My university had impressively old libraries filled with impressively older books. I’d wander through the stacks and try to spot the volume with the dustiest spine. If a book looked particularly unloved, I’d allow myself to open to its back flap and inspect the last stamped date of circulation. If it was old enough, I’d quickly thumb through the pages, cleaning interior dust as I went. Once in a long while, I’d find the time to read a page or two before I put the book back on its shelf — back into its information purgatory.

The Sciences Library was already fifteen stories tall, but I always imagined they could lift off its brutalist top and add unbounded new floors to house the growing collection. The architects had their work cut out for them, of course, as they’d probably need to grow the skyscraper exponentially fast. Over time, as I wandered the new floors above the clouds, I’d see fewer students — until one day I’d see none at all. After all, we could build the books but we couldn’t build ourselves fast enough to keep dusting off their pages, to say nothing of reading them. This realization was lovely if bittersweet: so many dusty books; so many pages so long forgotten. Without the hope of rediscovery, information purgatory looked indistinguishable from far crueler entropy.

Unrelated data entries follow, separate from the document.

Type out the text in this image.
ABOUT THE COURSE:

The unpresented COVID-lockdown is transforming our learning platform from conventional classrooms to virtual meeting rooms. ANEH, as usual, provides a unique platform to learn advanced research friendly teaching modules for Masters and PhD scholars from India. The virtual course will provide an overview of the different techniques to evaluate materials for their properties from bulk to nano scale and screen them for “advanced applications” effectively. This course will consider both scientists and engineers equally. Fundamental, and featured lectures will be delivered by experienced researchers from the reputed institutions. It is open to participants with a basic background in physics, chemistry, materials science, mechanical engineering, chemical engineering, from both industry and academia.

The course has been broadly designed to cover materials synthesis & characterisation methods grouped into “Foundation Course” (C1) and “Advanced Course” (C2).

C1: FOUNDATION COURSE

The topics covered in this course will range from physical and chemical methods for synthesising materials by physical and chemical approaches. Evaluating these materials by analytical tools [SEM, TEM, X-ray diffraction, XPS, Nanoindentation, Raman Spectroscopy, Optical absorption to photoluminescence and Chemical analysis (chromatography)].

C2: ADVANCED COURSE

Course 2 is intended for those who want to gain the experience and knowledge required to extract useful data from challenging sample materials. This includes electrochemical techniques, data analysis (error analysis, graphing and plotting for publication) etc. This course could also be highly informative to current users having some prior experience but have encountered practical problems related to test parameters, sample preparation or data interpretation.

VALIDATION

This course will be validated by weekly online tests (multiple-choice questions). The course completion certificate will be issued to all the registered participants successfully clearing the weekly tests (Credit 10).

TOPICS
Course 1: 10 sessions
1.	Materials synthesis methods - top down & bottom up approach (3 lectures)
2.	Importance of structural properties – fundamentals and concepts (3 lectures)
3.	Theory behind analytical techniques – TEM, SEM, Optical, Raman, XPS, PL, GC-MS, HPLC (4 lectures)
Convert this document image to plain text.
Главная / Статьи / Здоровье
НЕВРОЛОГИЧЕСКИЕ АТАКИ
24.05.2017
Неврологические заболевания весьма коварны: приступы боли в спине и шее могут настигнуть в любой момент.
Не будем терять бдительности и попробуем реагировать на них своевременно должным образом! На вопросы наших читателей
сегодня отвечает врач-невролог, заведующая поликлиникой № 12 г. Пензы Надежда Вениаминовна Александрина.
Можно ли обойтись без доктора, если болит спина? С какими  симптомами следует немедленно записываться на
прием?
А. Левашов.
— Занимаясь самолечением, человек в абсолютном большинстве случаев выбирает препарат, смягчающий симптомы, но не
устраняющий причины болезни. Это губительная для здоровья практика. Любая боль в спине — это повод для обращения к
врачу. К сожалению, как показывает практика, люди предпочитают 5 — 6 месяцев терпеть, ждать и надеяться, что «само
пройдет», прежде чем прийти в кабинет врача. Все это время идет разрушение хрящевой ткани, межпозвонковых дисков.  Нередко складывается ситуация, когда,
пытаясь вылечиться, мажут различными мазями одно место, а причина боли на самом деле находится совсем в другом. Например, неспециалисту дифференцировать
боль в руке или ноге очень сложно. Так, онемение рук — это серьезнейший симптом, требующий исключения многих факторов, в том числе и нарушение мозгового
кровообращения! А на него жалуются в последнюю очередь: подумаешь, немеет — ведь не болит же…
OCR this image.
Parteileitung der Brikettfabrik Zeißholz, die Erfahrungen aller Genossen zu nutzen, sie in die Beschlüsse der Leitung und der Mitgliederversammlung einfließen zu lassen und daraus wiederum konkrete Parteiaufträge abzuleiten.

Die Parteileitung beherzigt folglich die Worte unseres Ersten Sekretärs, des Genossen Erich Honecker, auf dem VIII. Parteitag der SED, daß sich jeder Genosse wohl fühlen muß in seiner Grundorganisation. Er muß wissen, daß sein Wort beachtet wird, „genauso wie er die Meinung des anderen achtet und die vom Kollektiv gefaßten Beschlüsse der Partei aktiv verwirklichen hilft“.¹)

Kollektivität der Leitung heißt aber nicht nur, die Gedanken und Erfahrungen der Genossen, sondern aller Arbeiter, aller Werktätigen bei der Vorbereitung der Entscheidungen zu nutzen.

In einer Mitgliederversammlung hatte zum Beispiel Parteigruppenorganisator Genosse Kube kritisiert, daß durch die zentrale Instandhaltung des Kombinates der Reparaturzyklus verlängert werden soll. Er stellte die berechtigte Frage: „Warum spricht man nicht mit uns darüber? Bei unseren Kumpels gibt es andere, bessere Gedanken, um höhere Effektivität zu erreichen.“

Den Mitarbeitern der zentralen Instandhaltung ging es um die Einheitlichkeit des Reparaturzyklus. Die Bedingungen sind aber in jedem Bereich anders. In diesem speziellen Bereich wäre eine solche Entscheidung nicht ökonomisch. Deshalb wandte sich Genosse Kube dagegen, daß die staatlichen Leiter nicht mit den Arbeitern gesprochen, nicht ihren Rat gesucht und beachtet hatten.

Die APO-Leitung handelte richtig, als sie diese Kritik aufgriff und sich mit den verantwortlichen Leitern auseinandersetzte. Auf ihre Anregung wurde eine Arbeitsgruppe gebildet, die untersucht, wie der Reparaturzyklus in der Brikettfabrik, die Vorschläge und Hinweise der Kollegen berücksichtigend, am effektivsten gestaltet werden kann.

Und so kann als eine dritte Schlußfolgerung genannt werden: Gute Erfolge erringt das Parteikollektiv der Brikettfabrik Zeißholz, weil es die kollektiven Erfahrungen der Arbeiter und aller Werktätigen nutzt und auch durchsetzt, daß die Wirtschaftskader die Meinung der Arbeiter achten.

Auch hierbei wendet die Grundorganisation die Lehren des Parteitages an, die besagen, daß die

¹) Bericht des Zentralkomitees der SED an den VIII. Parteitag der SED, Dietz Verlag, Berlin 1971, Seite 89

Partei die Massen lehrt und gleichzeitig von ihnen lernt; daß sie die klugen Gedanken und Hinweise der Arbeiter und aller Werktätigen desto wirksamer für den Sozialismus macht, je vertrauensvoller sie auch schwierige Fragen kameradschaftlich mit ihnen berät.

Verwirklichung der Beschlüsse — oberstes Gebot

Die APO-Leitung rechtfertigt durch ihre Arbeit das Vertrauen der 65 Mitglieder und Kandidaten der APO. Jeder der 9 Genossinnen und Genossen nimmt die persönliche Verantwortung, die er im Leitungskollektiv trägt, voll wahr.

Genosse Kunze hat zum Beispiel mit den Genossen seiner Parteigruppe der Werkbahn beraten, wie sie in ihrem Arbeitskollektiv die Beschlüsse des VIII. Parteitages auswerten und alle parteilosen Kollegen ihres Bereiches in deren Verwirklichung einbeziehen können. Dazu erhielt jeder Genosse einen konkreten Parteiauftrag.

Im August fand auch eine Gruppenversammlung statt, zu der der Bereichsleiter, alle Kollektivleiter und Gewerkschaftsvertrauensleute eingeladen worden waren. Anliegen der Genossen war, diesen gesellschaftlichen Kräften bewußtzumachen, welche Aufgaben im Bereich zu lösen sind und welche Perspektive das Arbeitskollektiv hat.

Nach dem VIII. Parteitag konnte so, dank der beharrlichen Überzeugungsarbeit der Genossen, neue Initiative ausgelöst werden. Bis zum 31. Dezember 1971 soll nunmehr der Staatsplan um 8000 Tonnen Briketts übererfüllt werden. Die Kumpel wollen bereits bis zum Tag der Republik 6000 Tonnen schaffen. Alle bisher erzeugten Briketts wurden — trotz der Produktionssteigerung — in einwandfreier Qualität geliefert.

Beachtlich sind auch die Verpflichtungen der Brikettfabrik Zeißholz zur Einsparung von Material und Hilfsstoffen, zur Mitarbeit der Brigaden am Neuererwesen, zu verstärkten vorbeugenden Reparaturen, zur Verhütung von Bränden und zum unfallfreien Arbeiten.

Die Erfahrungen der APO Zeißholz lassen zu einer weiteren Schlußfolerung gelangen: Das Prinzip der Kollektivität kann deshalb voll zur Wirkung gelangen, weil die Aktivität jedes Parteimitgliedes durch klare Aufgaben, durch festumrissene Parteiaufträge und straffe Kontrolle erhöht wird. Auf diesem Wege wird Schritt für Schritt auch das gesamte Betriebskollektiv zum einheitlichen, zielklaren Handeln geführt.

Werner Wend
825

Today, it’s bits, not pages. We can happily grow our library without bound. This time, there’s no need to break the endowment, and our structural engineers have the problem well in hand. Yet the same curves I imagined for the real apply just as well to the virtual: top-line information growth, an exponential over time; middle-line physical limits on our consumption, a linear function of our population; bottom-line limits on our ability to cogitate what we consume, a linear function of population at its hopeful best. Is the story again bittersweet: so many bits, soon to be so long forgotten?

We can never again visit all the bits by hand, but we now have tools that vastly amplify our reach. Today, search engines are seen as a powerful convenience; a means to find a thing we want. If the trends continue, perhaps they become something far greater: perhaps they become a light on our shared humanity. A century hence, what is a cultural anthropologist to do? Why, spin up a custom algorithm that explores a floor of the library long since unvisited, racing brilliantly amongst the stacks and dusting off a few forgotten bits along the way. Our understanding of ourselves will be inexorably linked to automated exploration of the bits we’ve left behind. We have the tools, but the algorithmic bestiary has only begun: a dizzying array of mechanical critters exploring our heritage. This, then, is George Dyson’s “big data”: a strange new land where information purgatory is hopeful and alive for perhaps the very first time.